Thanks for the tips, especially the block of wood--wouldn't have thought of that!!
Never used the mityvac successfully. I found too many air bubbles in the line and could not account for them. Seems like the air went past the bleeder screws to give the false impression of air in the lines.
The way I did it is to empty the reservoir and then remove the reservior and clean it throughly with brake cleaner. I also sucked off the master cylinder so there is nothing in the stacks where the reservior sticks into. Then I replace the reservior and fill it up.
Here is where there are 2 options. You can attach a pressure bleeder which forces fluid into the reservoir and then when you open the appropriate screw, it bleeds out till it is clear or you can do the old method of "Open, Down, Close, Up.
I like to stick a clear hose at the nipple so that once the fluid gets clear, I stop the process and go to the next one. The mityvac has too many bubbles for my liking especially when you are done. I never know when it is all bled off.
It is harder to see clear fluid for me because I flush annually.
Never used the mityvac successfully. I found too many air bubbles in the line and could not account for them. Seems like the air went past the bleeder screws to give the false impression of air in the lines.
Hehehhe....ME too!!! I bought the dadnabit $300 super duper Phoenix injection system. Useless!! I have tried it on bikes, cars, clutches, brakes.... you name it. I don't even open the case anymore.
Ever watch that British guy, Mark (somethin' or the other) on do it yourself stuff like a "bike is reborn" or a "car is reborn". Well, one night he was going to use his new fangled super duper brake bleeding system (forget the brand) to bleed a bike hydraulic line. He tried, and tried, and tried....it was funny. He then looked into the camera and announced, "the reason you folks out there can't find any brake fluid in the entire village is because we have bought it all trying to use this system"....I had to call several friends on that one...........
I don't think there is a bleed valve on the ABS system but there is a plug that can be removed to bleed the ABS module. It can get pretty messy in the compartment if you do bleed the module.
I re-checked my Helms to make sure I wasn't crazy. There is in fact a bleeder on the ABS module, on the right side. It looks just like a caliper bleed screw. The rubber hose that connects to the side of the master cylinder reservoir is a prime pipe for the module. The bleed screw on the ABS is to bleed this line. Now the only reason one would have to do this is if your fluid level got extremely low, or if you disconnect the m/c. For everyday bleeding, it isn't necessary. But if you are wanting to purge out all old fluid and replace with new, this line should be done also. My manual says it must be done before any of the calipers. Yes, it will be messy - unless you are using the mityvac. It sucks it right up into the canister.

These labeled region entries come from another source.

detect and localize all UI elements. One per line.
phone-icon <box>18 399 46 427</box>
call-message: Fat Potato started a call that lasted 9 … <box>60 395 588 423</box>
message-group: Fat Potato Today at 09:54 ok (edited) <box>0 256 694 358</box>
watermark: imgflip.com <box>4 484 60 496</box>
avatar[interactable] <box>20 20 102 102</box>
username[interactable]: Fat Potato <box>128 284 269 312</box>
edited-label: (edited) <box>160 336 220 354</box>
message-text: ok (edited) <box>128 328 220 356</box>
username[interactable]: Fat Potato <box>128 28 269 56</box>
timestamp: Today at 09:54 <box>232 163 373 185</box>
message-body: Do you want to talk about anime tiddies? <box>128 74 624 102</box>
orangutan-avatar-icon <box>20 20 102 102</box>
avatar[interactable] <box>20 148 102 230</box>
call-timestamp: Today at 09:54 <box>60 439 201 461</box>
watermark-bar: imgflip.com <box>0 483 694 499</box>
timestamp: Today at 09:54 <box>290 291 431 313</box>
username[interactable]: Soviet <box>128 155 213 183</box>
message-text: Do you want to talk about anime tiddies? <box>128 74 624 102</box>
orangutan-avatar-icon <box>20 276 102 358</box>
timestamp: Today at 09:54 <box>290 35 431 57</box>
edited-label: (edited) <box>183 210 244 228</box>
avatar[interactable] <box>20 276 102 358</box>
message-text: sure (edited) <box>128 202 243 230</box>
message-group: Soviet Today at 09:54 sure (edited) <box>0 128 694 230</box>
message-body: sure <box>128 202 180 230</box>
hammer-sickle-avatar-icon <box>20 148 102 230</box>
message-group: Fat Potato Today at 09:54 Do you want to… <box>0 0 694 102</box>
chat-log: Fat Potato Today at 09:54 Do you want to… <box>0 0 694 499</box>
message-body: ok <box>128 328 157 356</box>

I did not have any problems with the mityvac. I thought it was slick. Basically it is a pump that draws from the inlet hose and puts it in the reservoir. My technique was to attach the inlet hose to the bleeder nipple and pump it up to maximum vacuum with the bleeder closed. Then I just barely cracked open the bleeder until I saw it start to draw fluid in the hose. When the reservoir was full, I closed the bleeder. Yes, if you open the bleeder too much, the mityvac will pull air past the threads and into your inlet hose. You are not introducing air into the brake line, but you get the impression there is air in the system because you see it in the hose. The key is to not open the bleeder screw so much.
I never bleed the ABS pump. It cycles on every start cycle and moves fresh fluid through it. If your Vette has real old brake fluid, flush it once a month for 2-3 months, the start cycles will move new fluid in and the old stuff into the regular brake system. After all the old junk is out of the system, flush it once a year to keep the ABS pump from dying.